R/package.R
In mixR: Finite Mixture Modeling for Raw and Binned Data

#' Finite Mixture Modeling for Raw and Binned Data
#'
#' The package \code{mixR} performs maximum likelihood estimation for finite
#' mixture models for families including Normal, Weibull, Gamma and Lognormal via EM algorithm.
#' It also conducts model selection by using information criteria or bootstrap likelihood ratio
#' test. The data used for mixture model fitting can be raw data or binned data. The model fitting
#' is accelerated by using R package Rcpp.
#'
#' Finite mixture models can be represented by
#' \deqn{f(x; \Phi) = \sum_{j = 1}^g \pi_j f_j(x; \theta_j)}
#' where \eqn{f(x; \Phi)} is the probability density function (p.d.f.) or probability mass function
#' (p.m.f.) of the mixture model, \eqn{f_j(x; \theta_j)} is the p.d.f. or p.m.f. of the \eqn{j}th
#' component of the mixture model, \eqn{\pi_j} is the proportion of the \eqn{j}th component and
#' \eqn{\theta_j} is the parameter of the \eqn{j}th component, which can be a scalar or a vector,
#' \eqn{\Phi} is a vector of all the parameters of the mixture model. The maximum likelihood
#' estimate of the parameter vector \eqn{\Phi} can be obtained by using
#' the EM algorithm (Dempster \emph{et al}, 1977).

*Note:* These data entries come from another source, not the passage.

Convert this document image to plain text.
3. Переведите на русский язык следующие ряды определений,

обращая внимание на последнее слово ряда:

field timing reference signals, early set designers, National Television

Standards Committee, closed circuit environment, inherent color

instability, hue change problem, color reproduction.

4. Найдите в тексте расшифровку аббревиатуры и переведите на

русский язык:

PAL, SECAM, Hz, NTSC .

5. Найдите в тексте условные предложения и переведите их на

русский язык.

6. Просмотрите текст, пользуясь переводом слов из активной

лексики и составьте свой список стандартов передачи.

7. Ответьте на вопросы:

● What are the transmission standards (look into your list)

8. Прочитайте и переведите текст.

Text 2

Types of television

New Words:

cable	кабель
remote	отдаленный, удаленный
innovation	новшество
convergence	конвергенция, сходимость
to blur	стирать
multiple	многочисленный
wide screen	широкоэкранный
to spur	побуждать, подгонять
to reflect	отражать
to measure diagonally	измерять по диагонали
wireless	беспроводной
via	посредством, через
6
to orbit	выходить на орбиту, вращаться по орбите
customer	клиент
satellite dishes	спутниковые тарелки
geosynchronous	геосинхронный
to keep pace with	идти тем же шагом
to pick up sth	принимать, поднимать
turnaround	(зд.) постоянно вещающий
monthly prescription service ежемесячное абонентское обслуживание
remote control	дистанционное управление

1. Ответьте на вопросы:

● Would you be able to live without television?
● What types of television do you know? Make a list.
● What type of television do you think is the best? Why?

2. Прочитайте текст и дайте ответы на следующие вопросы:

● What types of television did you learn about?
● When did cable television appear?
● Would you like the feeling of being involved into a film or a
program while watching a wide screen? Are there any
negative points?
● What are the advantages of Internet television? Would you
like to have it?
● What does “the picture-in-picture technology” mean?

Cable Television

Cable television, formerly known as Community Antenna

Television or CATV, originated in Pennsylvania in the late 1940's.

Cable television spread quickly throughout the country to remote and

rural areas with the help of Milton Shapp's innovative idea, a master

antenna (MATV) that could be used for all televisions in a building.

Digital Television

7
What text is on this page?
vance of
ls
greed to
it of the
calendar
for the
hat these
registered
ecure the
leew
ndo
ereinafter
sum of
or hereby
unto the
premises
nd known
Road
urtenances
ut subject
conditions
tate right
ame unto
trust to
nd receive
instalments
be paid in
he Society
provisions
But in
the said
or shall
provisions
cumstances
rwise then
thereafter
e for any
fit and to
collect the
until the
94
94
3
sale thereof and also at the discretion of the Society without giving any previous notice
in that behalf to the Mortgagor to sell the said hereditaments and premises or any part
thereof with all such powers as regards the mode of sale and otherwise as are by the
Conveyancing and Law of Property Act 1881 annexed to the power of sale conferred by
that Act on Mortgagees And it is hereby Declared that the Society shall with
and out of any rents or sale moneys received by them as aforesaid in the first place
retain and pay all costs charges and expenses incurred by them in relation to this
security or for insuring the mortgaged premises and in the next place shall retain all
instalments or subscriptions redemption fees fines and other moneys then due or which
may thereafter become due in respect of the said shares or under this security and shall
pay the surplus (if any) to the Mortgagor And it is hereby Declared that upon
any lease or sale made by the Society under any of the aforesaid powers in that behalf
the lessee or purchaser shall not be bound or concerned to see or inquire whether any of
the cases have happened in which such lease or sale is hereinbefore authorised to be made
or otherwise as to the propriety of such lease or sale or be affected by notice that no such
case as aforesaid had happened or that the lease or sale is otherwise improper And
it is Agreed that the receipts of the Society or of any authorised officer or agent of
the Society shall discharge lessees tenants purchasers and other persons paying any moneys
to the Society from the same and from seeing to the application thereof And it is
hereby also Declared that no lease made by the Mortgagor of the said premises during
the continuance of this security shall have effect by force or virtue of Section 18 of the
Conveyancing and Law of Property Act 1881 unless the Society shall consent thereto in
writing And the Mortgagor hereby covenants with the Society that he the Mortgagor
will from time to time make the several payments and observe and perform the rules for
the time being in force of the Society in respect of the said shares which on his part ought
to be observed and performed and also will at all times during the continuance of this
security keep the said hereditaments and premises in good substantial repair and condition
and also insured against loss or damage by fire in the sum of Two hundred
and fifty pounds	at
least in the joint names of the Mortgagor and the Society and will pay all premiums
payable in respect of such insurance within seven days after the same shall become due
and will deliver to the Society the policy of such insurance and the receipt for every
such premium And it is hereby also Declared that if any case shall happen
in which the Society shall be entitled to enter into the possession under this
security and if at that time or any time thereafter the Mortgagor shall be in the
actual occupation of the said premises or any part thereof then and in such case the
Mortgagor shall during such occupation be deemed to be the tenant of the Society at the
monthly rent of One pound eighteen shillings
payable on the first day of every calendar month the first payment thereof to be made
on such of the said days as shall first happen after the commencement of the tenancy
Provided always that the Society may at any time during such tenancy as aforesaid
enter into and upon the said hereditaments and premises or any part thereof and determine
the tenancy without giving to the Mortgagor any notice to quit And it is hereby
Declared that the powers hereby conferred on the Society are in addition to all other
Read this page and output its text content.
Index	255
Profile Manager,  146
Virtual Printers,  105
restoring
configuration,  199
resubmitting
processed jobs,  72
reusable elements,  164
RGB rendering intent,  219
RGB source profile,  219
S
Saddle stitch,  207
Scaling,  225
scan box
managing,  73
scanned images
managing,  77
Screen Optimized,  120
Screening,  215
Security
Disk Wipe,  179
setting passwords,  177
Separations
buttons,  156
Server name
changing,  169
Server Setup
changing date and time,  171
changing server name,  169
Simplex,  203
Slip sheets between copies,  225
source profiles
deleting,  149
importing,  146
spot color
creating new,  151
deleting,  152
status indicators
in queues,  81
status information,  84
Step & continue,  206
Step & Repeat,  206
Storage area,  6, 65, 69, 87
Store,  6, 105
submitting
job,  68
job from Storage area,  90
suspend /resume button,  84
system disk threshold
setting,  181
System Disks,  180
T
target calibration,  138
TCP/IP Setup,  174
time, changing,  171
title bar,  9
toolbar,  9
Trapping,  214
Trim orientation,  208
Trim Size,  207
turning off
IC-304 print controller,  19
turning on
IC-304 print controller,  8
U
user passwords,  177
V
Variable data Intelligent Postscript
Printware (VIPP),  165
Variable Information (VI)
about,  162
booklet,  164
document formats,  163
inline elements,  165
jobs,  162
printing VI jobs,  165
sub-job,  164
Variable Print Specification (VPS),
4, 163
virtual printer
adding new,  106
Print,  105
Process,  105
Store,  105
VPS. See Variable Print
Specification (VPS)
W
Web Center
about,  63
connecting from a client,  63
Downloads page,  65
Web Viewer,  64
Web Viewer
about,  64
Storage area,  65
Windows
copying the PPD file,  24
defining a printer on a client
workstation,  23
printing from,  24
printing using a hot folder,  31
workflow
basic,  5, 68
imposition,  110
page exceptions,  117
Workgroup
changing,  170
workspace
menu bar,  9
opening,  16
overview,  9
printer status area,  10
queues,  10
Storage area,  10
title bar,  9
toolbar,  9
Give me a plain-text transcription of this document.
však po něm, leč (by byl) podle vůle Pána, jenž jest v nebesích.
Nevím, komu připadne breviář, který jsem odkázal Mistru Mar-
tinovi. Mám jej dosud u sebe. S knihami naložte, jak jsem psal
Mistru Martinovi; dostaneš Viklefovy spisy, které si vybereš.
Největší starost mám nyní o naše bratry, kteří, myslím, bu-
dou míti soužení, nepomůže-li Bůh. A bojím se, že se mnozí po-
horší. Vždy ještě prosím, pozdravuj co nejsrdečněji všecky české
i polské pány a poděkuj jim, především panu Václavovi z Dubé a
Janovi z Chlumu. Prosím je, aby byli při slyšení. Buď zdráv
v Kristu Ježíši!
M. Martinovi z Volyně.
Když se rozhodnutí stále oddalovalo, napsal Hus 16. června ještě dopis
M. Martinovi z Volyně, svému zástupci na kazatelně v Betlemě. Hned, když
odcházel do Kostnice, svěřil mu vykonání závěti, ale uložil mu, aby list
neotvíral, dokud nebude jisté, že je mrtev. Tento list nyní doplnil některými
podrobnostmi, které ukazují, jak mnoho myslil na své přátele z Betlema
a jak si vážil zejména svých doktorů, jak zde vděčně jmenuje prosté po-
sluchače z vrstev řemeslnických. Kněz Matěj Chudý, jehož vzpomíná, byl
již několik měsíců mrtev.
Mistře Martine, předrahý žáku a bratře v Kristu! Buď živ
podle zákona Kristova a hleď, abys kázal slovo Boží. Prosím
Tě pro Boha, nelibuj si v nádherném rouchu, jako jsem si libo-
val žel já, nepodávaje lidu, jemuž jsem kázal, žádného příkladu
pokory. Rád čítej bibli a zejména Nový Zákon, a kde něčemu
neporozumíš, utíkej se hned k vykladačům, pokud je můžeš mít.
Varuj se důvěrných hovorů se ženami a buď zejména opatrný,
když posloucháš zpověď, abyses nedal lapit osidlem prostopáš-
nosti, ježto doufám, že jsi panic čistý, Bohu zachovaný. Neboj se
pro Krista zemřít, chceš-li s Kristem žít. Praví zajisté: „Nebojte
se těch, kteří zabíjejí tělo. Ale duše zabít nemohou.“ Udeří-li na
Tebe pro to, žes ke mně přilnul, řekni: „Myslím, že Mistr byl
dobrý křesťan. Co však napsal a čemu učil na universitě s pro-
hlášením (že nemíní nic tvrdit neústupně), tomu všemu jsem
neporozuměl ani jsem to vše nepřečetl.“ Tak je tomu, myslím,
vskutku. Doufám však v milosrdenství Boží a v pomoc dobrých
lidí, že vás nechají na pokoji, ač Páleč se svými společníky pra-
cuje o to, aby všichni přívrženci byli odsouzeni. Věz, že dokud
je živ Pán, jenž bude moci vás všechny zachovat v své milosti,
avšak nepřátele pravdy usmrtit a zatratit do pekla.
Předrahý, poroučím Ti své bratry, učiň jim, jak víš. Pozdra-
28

#' The binned data is present sometimes instead of the raw data, for the reason of storage
#' convenience or necessity. The binned data is recorded in the form of \eqn{(a_i, b_i, n_i)}
#' where \eqn{a_i} is the lower bound of the \eqn{i}th bin, \eqn{b_i} is
#' the upper bound of the \eqn{i}th bin, and \eqn{n_i} is the number of observations that fall
#' in the \eqn{i}th bin, for \eqn{i = 1, \dots, r}, and \eqn{r} is the total number of bins.
#'
#' To obtain maximum likelihood estimate of the finite mixture model for binned data, we can
#' introduce two types of latent variables \eqn{x} and \eqn{z}, where\eqn{x} represents the
#' value of the unknown raw data, and \eqn{z} is a vector of zeros and one indicating the
#' component that \eqn{x} belongs to. To use the EM algorithm we first write the complete-data
#' log-likelihood
#' \deqn{Q(\Phi; \Phi^{(p)}) = \sum_{j = 1}^{g} \sum_{i = 1}^r n_i z^{(p)} [\log f(x^{(p)}; \theta_j)
#'  + \log \pi_j ]}
#'  where \eqn{z^{(p)}} is the expected value of \eqn{z} given the estimated value of \eqn{\Phi}
#'  and expected value \eqn{x^{(p)}} at \eqn{p}th iteration. The estimated value of \eqn{\Phi}
#'  can be updated iteratively via the E-step, in which we estimate \eqn{\Phi} by maximizing
#'  the complete-data loglikelihood, and M-step, in which we calculate the expected value of
#'  the latent variables \eqn{x} and \eqn{z}. The EM algorithm is terminated by using a stopping
#'  rule.
#'  The M-step of the EM algorithm may or may not have closed-form solution (e.g. the Weibull
#'  mixture model or Gamma mixture model). If not, an iterative approach like Newton's algorithm
#'  or bisection method may be used.
#'
#'  For a given data set, when we have no prior information about the number of components
#'  \eqn{g}, its value should be estimated from the data. Because mixture models don't satisfy
#'  the regularity condition for the likelihood ratio test (which requires that the true
#'  parameter under the null hypothesis should be in the interior of the parameter space
#'  of the full model under the alternative hypothesis), a bootstrap approach is usually
#'  used in the literature (see McLachlan (1987, 2004), Feng and McCulloch (1996)). The general
#'  step of bootstrap likelihood ratio test is as follows.
#'  \enumerate{
#'  \item For the given data \eqn{x}, estimate \eqn{\Phi} under both the null and the alternative
#'  hypothesis to get \eqn{\hat\Phi_0} and \eqn{\hat\Phi_1}. Calculate the observed log-likelihood
#'  \eqn{\ell(x; \hat\Phi_0)} and \eqn{\ell(x; \hat\Phi_1)}. The likelihood ratio test
#'  statistic is defined as
#'  \deqn{w_0 = -2(\ell(x; \hat\Phi_0) - \ell(x; \hat\Phi_1)).}
#'  \item Generate random data of the same size as the original data \eqn{x} from the model
#'  under the null hypothesis using estimated parameter \eqn{\hat\Phi_0}, then repeat step
#'  1 using the simulated data. Repeat this process for \eqn{B} times to get a vector of the
#'  simulated likelihood ratio test statistics \eqn{w_1^{1}, \dots, w_1^{B}}.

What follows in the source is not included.